The flight also provides the wing commander with up-to-date intelligence to keep him informed of activity which might threaten the wing's mission or the people under his command during daily, exercise and crisis operations.
The major said flight members analyze data from many sources such as National Security Agency, Defense Intelligence Agency, U.S. Central Command Joint Intelligence Center as well as Air Force collection platforms like the Global Hawk and U-2 aircraft to provide wing leaders with a concise summary of enemy capabilities pertinent to Holloman and its mission.
Their goal is to provide the world's most experienced stealth pilots with the world's most advanced intelligence analysis, he said.
"It's pretty neat how we can shape, cancel or change the mission of the F-117A," said Senior Airman James Ellis, 49 OSS Intelligence Flight. "They're [the pilots and wing leadership] depending on us to get it right."
With such important tasks, discretion is critical.
"Throughout history, what one country knows about another country is kept secret," Major Raynoha said. "We don't want other countries to know what we know. The way to do that is to be very careful about the number of people who have access. Equally important, however, is ensuring we get the information out to those who need to know."

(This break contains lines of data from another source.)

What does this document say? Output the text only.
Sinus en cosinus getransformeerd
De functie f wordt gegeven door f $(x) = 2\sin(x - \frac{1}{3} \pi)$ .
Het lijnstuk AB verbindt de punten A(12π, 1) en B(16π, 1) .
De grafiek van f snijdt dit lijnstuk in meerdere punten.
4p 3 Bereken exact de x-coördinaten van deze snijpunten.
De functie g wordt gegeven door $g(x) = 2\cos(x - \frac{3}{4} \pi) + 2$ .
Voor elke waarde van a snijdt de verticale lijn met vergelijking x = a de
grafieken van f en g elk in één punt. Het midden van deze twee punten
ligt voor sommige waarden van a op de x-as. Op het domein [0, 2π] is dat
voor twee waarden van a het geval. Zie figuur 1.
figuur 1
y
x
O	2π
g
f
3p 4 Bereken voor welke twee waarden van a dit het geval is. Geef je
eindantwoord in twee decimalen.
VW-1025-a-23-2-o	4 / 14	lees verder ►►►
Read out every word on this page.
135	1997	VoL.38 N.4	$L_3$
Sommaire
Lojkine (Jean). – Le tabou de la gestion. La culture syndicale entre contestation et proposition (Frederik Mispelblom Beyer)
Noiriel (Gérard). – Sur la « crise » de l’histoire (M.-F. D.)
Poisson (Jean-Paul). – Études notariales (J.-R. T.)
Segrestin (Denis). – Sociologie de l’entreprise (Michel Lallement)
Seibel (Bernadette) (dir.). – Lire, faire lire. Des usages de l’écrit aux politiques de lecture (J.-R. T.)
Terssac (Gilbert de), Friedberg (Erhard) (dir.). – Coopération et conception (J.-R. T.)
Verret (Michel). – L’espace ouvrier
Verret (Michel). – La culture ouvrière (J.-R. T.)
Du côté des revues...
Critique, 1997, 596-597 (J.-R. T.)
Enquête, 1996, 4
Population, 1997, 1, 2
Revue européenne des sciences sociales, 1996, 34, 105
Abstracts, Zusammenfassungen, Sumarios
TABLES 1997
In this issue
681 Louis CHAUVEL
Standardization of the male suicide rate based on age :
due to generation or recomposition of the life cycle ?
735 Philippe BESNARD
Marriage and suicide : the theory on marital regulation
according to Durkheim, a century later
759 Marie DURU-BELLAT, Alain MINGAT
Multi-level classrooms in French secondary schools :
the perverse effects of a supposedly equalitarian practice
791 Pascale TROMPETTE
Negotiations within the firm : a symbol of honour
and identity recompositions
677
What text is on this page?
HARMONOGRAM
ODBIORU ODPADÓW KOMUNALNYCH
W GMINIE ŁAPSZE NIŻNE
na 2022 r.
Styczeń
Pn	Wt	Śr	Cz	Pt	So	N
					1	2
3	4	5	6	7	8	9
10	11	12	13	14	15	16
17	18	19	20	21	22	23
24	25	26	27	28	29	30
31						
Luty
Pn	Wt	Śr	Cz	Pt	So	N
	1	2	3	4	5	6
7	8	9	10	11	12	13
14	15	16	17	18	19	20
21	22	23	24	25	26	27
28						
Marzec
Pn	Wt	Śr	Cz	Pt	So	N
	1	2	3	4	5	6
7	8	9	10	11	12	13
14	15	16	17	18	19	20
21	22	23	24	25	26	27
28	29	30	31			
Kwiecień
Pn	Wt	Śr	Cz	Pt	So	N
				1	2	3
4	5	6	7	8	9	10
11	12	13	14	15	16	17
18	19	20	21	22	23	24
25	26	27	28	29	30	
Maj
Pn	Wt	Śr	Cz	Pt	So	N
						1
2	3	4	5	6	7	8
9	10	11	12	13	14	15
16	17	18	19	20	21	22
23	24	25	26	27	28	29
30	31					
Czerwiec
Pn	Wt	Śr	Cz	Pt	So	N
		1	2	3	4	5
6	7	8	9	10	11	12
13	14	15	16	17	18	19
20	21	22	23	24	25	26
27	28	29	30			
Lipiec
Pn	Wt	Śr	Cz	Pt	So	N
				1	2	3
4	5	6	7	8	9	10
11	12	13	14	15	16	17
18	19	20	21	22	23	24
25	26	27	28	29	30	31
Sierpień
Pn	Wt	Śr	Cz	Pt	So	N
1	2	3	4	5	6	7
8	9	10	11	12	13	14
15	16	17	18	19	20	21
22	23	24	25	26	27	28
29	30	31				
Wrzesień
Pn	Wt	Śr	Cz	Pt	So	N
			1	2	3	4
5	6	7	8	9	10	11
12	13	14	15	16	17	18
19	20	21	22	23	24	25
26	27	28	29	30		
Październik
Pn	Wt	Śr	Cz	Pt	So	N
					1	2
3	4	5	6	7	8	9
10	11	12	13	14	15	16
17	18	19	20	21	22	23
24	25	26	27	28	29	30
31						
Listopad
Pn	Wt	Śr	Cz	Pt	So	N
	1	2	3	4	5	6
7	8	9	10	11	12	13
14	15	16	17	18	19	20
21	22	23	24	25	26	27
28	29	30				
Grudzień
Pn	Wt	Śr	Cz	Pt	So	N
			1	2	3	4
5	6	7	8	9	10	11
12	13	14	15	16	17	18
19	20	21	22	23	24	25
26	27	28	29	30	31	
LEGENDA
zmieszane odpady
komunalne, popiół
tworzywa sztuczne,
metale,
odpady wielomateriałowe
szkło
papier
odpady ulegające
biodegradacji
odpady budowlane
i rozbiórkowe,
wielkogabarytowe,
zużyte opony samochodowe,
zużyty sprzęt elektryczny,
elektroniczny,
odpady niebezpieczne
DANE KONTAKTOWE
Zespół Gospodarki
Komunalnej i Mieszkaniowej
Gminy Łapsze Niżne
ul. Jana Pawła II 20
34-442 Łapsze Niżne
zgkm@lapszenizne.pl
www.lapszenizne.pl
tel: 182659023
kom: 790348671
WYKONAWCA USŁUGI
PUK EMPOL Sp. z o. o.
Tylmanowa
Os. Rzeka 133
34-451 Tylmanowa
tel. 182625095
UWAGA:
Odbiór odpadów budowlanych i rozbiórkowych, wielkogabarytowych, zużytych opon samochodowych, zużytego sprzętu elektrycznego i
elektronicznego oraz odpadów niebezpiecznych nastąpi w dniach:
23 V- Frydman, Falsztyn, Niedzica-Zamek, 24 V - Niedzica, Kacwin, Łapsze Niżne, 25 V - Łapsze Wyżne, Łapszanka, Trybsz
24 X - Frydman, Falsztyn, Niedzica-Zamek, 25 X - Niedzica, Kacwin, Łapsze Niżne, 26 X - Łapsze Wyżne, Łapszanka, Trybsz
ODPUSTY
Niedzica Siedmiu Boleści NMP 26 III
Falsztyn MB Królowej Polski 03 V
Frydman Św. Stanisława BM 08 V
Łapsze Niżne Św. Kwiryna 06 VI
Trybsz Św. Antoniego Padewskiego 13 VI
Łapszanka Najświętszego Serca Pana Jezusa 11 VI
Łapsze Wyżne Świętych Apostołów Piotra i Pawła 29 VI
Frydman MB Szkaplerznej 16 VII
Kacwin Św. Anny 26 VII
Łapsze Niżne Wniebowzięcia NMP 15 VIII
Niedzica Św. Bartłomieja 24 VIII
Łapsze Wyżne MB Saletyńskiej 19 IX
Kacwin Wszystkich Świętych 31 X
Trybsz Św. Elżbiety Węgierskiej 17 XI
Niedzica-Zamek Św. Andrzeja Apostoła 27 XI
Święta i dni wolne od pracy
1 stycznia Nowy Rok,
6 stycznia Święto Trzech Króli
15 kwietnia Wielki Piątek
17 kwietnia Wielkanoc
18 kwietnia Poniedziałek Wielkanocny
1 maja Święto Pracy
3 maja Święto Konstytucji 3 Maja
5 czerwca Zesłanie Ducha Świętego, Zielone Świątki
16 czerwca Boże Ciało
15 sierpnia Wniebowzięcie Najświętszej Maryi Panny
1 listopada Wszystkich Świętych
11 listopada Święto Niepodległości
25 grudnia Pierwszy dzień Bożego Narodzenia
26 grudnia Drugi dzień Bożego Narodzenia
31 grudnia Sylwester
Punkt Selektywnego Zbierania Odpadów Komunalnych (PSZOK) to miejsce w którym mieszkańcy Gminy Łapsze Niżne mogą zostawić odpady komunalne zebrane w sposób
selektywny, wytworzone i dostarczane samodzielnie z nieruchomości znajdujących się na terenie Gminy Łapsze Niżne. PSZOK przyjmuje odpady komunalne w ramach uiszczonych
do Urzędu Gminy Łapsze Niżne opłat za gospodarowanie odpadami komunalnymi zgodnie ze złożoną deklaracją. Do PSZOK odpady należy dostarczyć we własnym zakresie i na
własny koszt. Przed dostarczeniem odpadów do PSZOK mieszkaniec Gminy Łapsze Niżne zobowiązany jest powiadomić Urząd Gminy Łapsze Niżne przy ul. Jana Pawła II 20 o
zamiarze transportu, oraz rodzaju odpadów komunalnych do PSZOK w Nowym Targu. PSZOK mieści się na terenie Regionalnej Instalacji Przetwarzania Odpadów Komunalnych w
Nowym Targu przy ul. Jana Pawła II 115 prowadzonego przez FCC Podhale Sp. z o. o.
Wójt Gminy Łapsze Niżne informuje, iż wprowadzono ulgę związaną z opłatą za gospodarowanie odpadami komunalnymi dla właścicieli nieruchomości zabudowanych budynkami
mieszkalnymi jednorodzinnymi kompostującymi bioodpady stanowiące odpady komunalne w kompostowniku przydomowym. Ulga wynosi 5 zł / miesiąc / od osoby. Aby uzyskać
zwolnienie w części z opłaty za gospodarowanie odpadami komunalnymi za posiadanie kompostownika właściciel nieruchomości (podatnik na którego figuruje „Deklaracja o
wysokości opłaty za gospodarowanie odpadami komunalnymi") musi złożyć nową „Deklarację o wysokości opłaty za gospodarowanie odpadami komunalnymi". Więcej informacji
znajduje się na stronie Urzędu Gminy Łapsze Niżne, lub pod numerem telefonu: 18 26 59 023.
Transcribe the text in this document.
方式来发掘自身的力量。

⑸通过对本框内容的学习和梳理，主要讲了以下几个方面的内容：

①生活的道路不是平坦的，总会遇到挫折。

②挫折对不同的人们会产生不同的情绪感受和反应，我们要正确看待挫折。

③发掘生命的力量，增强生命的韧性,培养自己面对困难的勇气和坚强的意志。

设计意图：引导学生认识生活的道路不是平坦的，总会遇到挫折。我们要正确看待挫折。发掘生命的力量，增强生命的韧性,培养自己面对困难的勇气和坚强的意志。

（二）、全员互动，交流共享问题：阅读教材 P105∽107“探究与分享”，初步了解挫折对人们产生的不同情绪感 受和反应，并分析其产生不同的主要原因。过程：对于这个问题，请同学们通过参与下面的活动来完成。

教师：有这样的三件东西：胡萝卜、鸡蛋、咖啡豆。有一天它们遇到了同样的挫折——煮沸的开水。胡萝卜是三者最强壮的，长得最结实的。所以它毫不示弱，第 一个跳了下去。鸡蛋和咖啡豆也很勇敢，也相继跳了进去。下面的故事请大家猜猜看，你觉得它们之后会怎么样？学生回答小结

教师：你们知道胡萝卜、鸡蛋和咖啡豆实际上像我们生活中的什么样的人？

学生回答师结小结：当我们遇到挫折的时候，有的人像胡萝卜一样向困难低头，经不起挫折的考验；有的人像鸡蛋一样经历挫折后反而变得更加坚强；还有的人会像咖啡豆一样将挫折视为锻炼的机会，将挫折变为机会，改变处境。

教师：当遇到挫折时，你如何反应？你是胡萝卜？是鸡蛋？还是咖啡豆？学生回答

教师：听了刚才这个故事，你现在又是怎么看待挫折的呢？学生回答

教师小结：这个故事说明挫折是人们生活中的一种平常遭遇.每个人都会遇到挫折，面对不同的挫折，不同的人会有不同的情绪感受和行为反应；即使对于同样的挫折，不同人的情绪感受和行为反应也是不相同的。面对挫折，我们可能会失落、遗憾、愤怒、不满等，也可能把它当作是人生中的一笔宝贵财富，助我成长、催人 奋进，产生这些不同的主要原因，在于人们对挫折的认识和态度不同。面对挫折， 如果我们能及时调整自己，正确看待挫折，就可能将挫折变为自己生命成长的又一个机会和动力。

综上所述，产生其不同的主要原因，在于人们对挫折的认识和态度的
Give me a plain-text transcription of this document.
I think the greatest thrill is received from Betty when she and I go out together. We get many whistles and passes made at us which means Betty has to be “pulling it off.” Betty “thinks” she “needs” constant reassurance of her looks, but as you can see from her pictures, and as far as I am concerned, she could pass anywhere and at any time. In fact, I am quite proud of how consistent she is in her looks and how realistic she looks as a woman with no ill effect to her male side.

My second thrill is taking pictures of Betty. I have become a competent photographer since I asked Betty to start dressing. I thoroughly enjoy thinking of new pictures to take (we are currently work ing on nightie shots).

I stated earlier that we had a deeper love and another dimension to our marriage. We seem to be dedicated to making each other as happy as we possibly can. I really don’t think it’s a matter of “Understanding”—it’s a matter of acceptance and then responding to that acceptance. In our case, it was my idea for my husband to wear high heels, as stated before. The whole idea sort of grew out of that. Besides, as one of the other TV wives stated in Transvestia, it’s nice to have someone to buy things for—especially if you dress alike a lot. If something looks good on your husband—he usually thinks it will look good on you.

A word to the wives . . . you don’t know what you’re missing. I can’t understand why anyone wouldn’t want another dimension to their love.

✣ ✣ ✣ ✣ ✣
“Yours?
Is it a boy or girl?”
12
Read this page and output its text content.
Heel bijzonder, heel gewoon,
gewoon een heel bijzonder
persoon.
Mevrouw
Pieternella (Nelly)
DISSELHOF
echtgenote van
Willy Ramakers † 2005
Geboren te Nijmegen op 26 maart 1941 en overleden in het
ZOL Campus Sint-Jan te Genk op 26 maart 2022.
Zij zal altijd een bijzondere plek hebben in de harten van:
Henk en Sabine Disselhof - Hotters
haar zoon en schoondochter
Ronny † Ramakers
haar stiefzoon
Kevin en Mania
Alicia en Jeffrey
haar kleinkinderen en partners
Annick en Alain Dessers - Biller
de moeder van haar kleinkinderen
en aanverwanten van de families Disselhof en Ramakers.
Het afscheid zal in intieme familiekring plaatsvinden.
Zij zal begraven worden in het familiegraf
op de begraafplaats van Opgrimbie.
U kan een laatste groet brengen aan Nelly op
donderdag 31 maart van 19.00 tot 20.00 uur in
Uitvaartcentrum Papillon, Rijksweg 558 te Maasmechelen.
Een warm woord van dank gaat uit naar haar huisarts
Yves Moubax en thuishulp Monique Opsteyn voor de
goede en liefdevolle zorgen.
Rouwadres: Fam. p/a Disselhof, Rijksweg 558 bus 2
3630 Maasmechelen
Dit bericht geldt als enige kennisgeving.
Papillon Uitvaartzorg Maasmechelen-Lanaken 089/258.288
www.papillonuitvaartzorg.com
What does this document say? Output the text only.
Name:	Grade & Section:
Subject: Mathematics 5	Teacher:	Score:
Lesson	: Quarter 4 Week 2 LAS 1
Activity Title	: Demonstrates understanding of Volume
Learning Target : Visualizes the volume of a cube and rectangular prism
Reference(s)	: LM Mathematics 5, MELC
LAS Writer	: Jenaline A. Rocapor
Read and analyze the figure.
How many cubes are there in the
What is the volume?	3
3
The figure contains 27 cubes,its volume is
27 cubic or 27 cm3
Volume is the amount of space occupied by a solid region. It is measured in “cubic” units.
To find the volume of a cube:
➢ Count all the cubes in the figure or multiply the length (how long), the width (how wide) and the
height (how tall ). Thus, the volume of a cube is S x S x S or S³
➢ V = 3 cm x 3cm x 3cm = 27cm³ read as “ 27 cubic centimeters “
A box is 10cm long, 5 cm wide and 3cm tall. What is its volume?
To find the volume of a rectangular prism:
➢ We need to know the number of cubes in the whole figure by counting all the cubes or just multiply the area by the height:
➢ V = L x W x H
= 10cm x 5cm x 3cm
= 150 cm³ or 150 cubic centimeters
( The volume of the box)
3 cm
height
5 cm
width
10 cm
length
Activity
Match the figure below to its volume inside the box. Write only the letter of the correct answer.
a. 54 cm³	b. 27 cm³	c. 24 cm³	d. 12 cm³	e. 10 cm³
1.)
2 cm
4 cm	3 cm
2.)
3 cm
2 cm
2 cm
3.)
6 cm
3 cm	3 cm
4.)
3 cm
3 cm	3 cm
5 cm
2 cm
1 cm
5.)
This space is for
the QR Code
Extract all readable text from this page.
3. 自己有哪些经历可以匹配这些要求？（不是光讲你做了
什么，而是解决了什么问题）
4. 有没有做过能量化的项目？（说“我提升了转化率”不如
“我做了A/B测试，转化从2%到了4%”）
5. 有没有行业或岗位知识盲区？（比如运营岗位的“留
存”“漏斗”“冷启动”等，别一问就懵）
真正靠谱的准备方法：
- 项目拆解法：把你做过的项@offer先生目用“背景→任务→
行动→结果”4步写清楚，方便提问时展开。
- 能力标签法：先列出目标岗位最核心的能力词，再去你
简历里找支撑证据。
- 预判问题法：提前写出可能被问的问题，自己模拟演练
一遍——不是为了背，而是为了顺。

He said more general threat information can be passed at reduced or even unclassified security levels, but most of the "good stuff" is protected by classification.
"It's good to know we're trusted with important information even though we're young," said Airman 1st Class Dave Nye, 49 OSS Intelligence Flight.
Before entering into the intelligence career field, Airmen are required to sign a nondisclosure agreement with the government stating they will protect classified information or face severe fines and even imprisonment. These agreements remain in effect even after separation from the military.
So while gas prices and the solar system may still be a mystery, how and why the 49 OSS Intelligence Flight operates no longer has to be.